His mother glanced up at the ceiling before answering. “Well, I was looking at your brother here, having trouble believing this is really him, when I reached down to touch his hand. And when I did, I was really surprised at, I don’t know, at how inanimate he felt. He didn’t feel like a person at all. He felt like a chair or something. It was kind of strange.” She glanced at Tom’s body and then looked back at Arthur. “And then, all of a sudden, it hit me. If he isn’t here anymore, I mean in his body, and he certainly is not, then he must be someplace else, someplace better. And then my faith came back to me full force, and I felt like a weight had been taken off my back. I still feel that way now.”
“You think he’s in heaven?”
“Yes.

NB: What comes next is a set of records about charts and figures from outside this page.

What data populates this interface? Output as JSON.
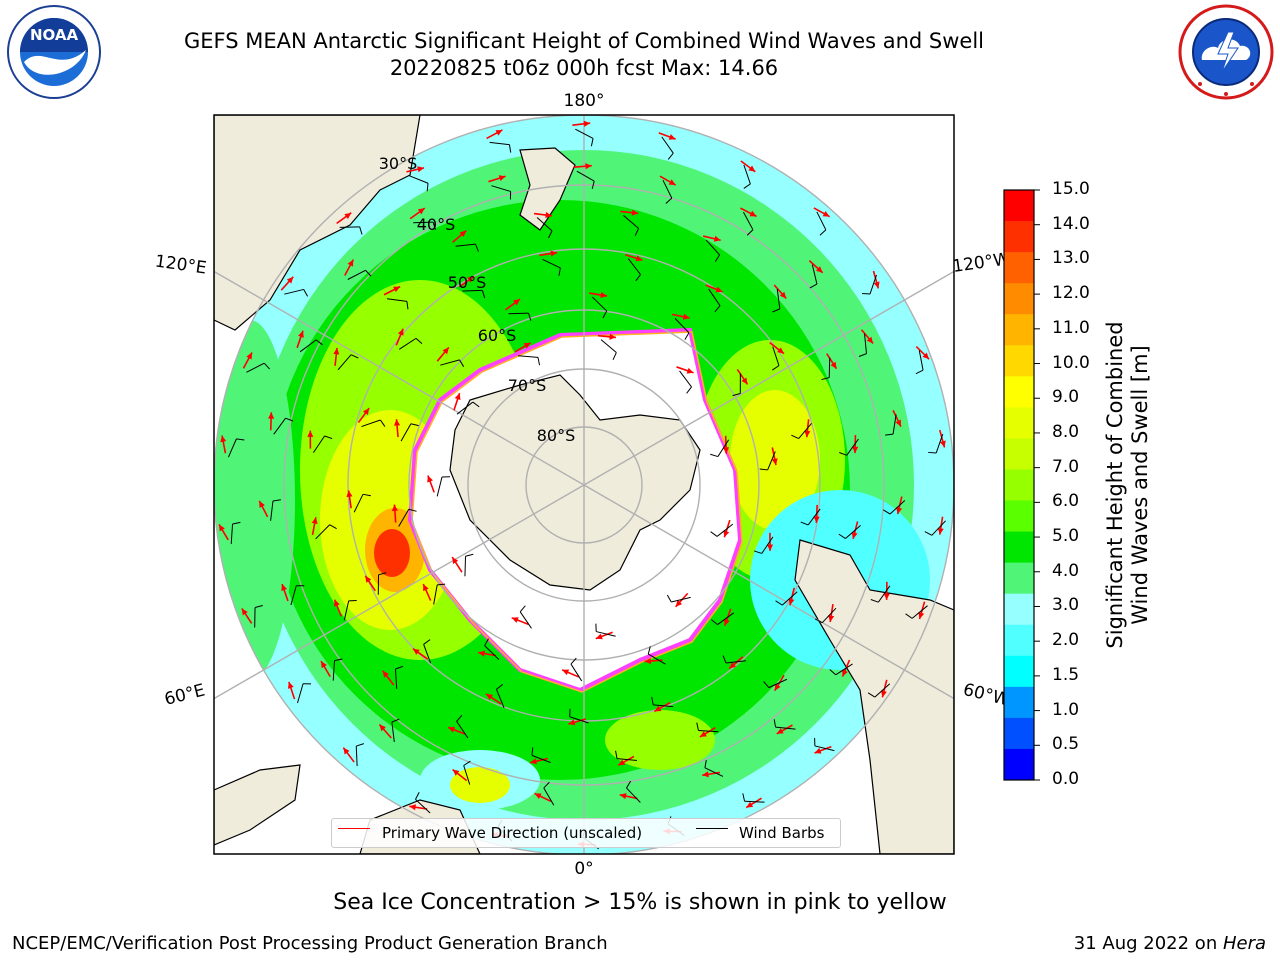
{
  "title": {
    "line1": "GEFS MEAN Antarctic Significant Height of Combined Wind Waves and Swell",
    "line2": "20220825 t06z 000h fcst   Max: 14.66"
  },
  "logos": {
    "left": {
      "icon": "noaa-logo",
      "text": "NOAA",
      "ring_text": "NATIONAL OCEANIC AND ATMOSPHERIC ADMINISTRATION · U.S. DEPARTMENT OF COMMERCE"
    },
    "right": {
      "icon": "national-weather-service-logo",
      "ring_text": "NATIONAL WEATHER SERVICE"
    }
  },
  "map": {
    "projection": "south-polar-stereographic",
    "longitude_labels": {
      "top": "180°",
      "bottom": "0°",
      "left_upper": "120°E",
      "left_lower": "60°E",
      "right_upper": "120°W",
      "right_lower": "60°W"
    },
    "latitude_labels": [
      "30°S",
      "40°S",
      "50°S",
      "60°S",
      "70°S",
      "80°S"
    ],
    "colors": {
      "land": "#efecdc",
      "coast": "#000000",
      "grid": "#b0b0b0",
      "ice_edge": "#ff40ff",
      "ice_inner": "#ffb020",
      "wave_arrow": "#ff0000",
      "wind_barb": "#000000"
    }
  },
  "colorbar": {
    "label_line1": "Significant Height of Combined",
    "label_line2": "Wind Waves and Swell [m]",
    "ticks": [
      "15.0",
      "14.0",
      "13.0",
      "12.0",
      "11.0",
      "10.0",
      "9.0",
      "8.0",
      "7.0",
      "6.0",
      "5.0",
      "4.0",
      "3.0",
      "2.0",
      "1.5",
      "1.0",
      "0.5",
      "0.0"
    ],
    "colors_top_to_bottom": [
      "#ff0000",
      "#ff3000",
      "#ff6000",
      "#ff8c00",
      "#ffb400",
      "#ffd800",
      "#ffff00",
      "#e6ff00",
      "#c8ff00",
      "#96ff00",
      "#5aff00",
      "#00e600",
      "#50f578",
      "#96ffff",
      "#50ffff",
      "#00ffff",
      "#0096ff",
      "#0050ff",
      "#0000ff"
    ]
  },
  "legend": {
    "wave_label": "Primary Wave Direction (unscaled)",
    "barb_label": "Wind Barbs"
  },
  "caption": "Sea Ice Concentration > 15% is shown in pink to yellow",
  "footer": {
    "left": "NCEP/EMC/Verification Post Processing Product Generation Branch",
    "right_prefix": "31 Aug 2022 on ",
    "right_host": "Hera"
  }
}
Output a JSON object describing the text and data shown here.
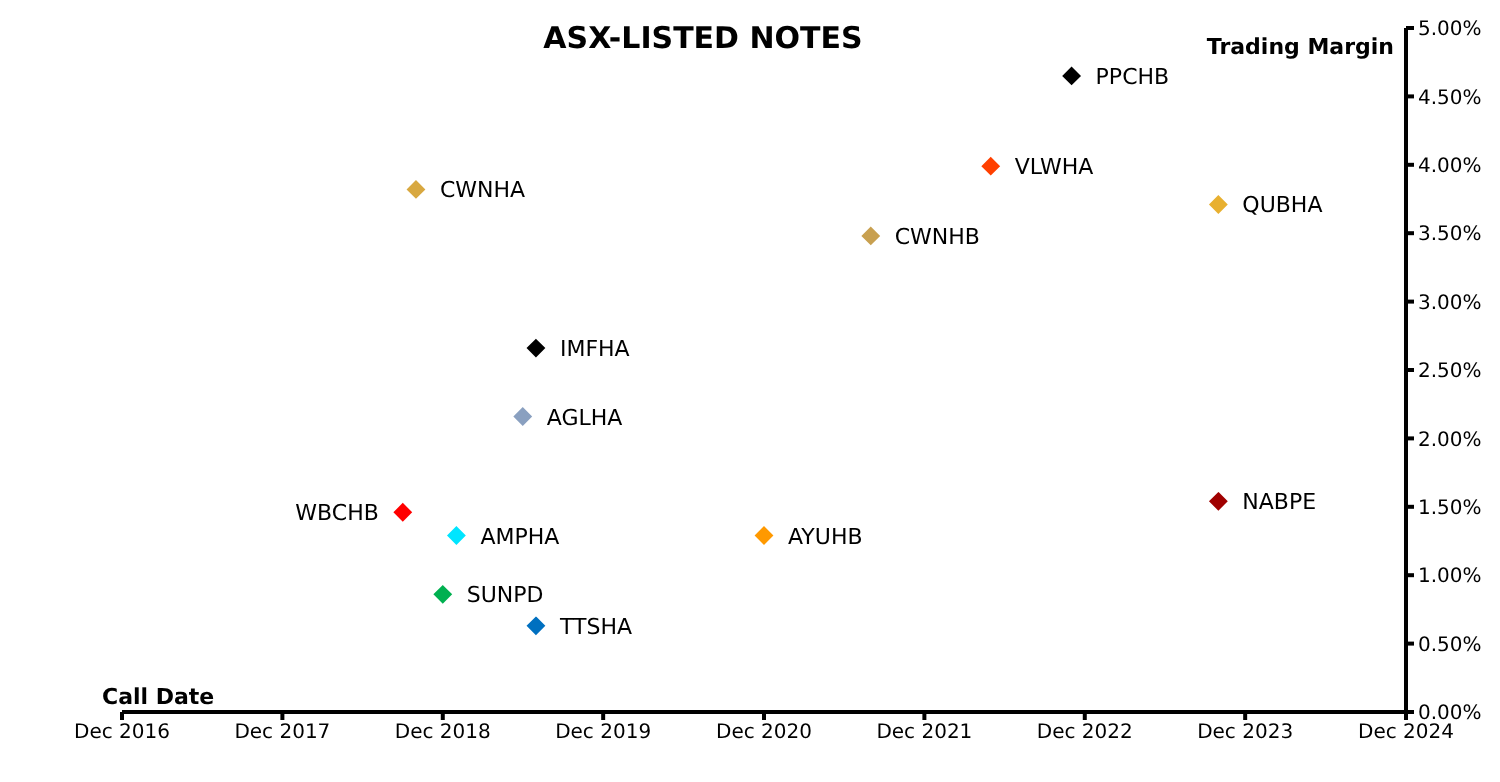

Don’t you?”
“I don’t know. I just know I want to live.”
“What does that mean?” his mother asked softly.
“I don’t want to go to Vietnam.”
“I don’t think you have to worry about that. I really don’t.”
Two days later, at the airport waiting for the plane back to school, Arthur sat reading, for the third or fourth time, the popular novel The Catcher in the Rye. After about half an hour, he sat the book face down on his lap and wondered why he found the main character, Holden Caulfield, so easy to identify with. After all, Holden had flunked out of two prep schools, whereas he was graduating from college with honors. And Holden dreamed of running away to a cabin near the woods, whereas he would soon be working on a Ph.D. in physical chemistry. Maybe it had something to do with Holden’s candid insights into school life, or his willingness to resist parental authority, or maybe it was his awkwardness with girls. A guilty pleasure at best, Arthur noted with a faint smile.